The 6s was also the first iPhone with Live Photos. Live Photos is turned on by default in the Camera app, and if you leave it on it'll automatically capture 1.5 seconds before and after the moment you press the shutter button. It's essentially a really short video or an animated GIF, but it actually uses 12Mp photos captured by the iSight camera.
When you're flipping through your photos in the Camera Roll on the iPhone 6s, you'll see a little glimpse of the animation to signal the fact that it is indeed a Live Photo and not a still. If you want to watch it, press harder using 3D Touch and you'll see the full three seconds, complete with an audio snapshot. It’s a great idea, and really plays on nostalgia. Imagine being able to look back at a moving snapshot of yourself/your friends – it’ll be a much happier experience than a looking back on a photo alone, and no extra effort is required on your behalf.
Apple is opening Live Photos up to developers, too, so apps like Tumblr are able to support the feature in-app, allowing users to ‘play’ photos posted on the social network. But even if the Live Photos never leave your iPhone they're still super-cool, and are a bit like something you'd expect to find in Hogwarts.
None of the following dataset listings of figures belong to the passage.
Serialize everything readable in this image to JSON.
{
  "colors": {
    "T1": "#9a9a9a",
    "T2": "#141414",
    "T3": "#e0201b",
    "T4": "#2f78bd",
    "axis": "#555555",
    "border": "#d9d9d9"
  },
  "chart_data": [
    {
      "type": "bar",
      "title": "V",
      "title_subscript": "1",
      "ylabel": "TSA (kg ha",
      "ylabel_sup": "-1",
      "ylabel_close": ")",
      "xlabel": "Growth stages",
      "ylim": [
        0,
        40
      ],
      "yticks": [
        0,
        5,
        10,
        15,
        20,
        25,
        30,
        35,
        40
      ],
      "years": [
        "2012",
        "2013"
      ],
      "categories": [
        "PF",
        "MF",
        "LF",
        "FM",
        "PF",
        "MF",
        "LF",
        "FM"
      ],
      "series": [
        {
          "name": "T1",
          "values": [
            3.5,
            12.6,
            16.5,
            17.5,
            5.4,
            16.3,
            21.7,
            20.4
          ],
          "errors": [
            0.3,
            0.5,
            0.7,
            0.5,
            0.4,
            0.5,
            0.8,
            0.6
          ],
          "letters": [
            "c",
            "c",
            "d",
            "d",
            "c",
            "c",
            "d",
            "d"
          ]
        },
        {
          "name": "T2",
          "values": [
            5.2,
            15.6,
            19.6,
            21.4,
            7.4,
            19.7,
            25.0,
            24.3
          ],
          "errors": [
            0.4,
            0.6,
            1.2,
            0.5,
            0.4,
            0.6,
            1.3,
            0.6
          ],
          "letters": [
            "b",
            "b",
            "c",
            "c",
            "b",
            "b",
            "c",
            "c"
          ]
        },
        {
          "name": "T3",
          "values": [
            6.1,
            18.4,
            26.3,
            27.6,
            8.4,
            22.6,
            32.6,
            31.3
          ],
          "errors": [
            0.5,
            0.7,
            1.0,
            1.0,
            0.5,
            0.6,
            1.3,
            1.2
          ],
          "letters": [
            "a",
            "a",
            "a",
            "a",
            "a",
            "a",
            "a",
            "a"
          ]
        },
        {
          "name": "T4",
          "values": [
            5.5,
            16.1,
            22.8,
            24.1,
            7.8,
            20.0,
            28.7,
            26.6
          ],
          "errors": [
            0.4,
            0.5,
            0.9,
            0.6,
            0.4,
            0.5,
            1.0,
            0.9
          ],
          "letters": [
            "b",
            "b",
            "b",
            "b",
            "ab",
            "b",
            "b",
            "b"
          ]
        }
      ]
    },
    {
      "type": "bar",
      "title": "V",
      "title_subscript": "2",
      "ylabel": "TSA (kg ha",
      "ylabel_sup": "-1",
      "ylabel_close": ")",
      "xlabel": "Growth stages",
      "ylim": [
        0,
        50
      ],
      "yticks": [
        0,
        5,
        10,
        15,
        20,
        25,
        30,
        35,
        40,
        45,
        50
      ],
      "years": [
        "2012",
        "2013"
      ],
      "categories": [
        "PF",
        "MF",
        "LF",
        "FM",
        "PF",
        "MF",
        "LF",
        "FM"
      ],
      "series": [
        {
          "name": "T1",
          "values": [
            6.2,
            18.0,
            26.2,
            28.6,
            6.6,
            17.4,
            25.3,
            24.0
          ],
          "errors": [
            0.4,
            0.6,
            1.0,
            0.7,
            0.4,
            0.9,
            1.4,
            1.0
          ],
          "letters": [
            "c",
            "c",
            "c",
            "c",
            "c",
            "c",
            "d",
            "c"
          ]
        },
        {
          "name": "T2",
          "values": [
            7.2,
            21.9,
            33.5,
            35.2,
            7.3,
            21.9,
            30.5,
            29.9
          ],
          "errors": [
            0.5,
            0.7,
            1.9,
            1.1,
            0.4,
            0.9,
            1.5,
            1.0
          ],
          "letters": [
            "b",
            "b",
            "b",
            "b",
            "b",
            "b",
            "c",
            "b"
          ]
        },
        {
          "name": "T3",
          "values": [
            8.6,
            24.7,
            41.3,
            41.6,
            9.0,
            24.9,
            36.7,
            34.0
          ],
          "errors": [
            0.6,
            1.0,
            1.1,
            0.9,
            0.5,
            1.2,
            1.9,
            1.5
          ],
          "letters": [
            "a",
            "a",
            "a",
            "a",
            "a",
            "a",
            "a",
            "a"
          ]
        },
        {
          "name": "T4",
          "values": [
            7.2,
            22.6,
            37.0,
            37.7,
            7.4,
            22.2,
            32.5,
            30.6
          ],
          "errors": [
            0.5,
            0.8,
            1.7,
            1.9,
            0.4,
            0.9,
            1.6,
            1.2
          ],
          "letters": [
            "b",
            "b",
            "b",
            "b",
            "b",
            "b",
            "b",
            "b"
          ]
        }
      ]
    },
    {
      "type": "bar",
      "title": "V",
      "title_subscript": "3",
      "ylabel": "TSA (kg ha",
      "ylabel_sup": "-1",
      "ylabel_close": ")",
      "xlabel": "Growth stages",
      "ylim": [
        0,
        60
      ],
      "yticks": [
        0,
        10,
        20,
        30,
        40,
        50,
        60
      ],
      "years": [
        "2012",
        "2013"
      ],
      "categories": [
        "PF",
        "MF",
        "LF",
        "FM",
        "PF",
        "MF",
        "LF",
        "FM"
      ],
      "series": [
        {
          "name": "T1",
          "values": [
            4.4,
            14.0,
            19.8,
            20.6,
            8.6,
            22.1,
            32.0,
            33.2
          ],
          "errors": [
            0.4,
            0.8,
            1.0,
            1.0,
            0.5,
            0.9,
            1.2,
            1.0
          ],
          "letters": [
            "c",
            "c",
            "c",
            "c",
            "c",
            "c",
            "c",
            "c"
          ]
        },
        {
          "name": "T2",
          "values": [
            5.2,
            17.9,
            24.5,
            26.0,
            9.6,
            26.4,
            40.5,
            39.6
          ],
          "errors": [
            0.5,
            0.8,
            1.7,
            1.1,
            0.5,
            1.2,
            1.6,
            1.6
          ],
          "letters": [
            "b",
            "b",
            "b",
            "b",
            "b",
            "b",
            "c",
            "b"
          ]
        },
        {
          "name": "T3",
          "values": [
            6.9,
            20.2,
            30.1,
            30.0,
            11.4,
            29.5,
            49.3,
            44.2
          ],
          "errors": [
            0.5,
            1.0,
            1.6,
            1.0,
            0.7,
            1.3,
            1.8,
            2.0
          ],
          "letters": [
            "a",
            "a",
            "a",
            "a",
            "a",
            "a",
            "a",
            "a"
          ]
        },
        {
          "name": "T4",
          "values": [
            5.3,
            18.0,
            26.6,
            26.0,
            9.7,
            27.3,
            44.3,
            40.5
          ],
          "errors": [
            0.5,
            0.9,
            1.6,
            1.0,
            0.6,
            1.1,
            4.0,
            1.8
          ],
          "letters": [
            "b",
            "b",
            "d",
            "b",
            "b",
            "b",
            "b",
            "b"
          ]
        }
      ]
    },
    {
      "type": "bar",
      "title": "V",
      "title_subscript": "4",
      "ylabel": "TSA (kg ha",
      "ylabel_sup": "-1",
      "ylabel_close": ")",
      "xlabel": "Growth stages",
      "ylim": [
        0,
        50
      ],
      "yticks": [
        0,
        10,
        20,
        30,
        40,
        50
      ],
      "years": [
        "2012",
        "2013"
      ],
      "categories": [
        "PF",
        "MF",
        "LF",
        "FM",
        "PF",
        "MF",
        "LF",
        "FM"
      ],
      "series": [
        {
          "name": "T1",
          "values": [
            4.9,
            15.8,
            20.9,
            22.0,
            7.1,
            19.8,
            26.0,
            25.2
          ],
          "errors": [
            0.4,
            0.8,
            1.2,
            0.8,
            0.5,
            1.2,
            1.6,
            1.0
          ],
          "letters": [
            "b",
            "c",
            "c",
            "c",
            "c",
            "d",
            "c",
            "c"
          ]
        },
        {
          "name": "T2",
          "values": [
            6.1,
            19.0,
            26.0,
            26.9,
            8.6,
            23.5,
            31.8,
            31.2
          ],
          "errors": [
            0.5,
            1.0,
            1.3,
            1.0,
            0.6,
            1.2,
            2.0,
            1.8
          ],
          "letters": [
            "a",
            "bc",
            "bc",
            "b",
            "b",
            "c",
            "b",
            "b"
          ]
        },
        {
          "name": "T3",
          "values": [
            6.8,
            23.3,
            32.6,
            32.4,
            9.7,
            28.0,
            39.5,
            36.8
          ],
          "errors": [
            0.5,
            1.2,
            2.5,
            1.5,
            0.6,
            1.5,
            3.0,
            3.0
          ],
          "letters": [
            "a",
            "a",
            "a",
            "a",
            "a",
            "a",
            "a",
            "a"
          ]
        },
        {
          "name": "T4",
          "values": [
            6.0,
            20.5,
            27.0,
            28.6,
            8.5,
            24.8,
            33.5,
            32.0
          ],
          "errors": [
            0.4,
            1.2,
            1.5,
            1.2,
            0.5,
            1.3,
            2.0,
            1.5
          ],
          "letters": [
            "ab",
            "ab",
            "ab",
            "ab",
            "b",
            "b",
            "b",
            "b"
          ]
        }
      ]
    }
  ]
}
Our only concern is the space they take up – Apple says they "won't take up much more space," but that's not very specific. It's claimed that they'll take up around two times more space than standard photos, but we’ve found them to be 5-6MB on average.
We've been out to put the iPhone 6s camera to the test, and we even took pictures from the iPhone 5s, 6 and 6 Plus to see how they compare. While these devices have cameras that are far from terrible, there are subtle differences between them. The following images have been in no way edited or compressed, we took them straight from the iPhone and put them online. The results are below:
iPhone 6s, St. Pancras Hotel:
iPhone 6, St Pancras Hotel:
Here, you can see that the iPhone 6s picks up on smaller details than the iPhone 6, which is particuarly noticable when looking at the detailing of the St. Pancras hotel. You may also notice that the image taken by the iPhone 6s is more vibrant, clearly visible when comparing the brickwork of the two photos.
iPhone 6s, trees:
iPhone 6 Plus, trees:
It's the same story when comparing images taken from the iPhone 6 Plus with images from the iPhone 6s. You can see more detail and even individual leaves when looking at the photo taken on the iPhone 6s - the iPhone 6 Plus still captures a great image, but the detail isn't quite there.
iPhone 6s, macro shot:
iPhone 5s, macro shot:
The iPhone 6s shipped with iOS 9, which introduces lots of new features for all iPhone owners, but thanks to the 3D Touch display there will be lots of additional features for users of the new iPhone based on the new Peek and Pop interactions.
As of 2017, it now ships with iOS 11, a more advanced version that the 6s can still run well despite the ageing hardware.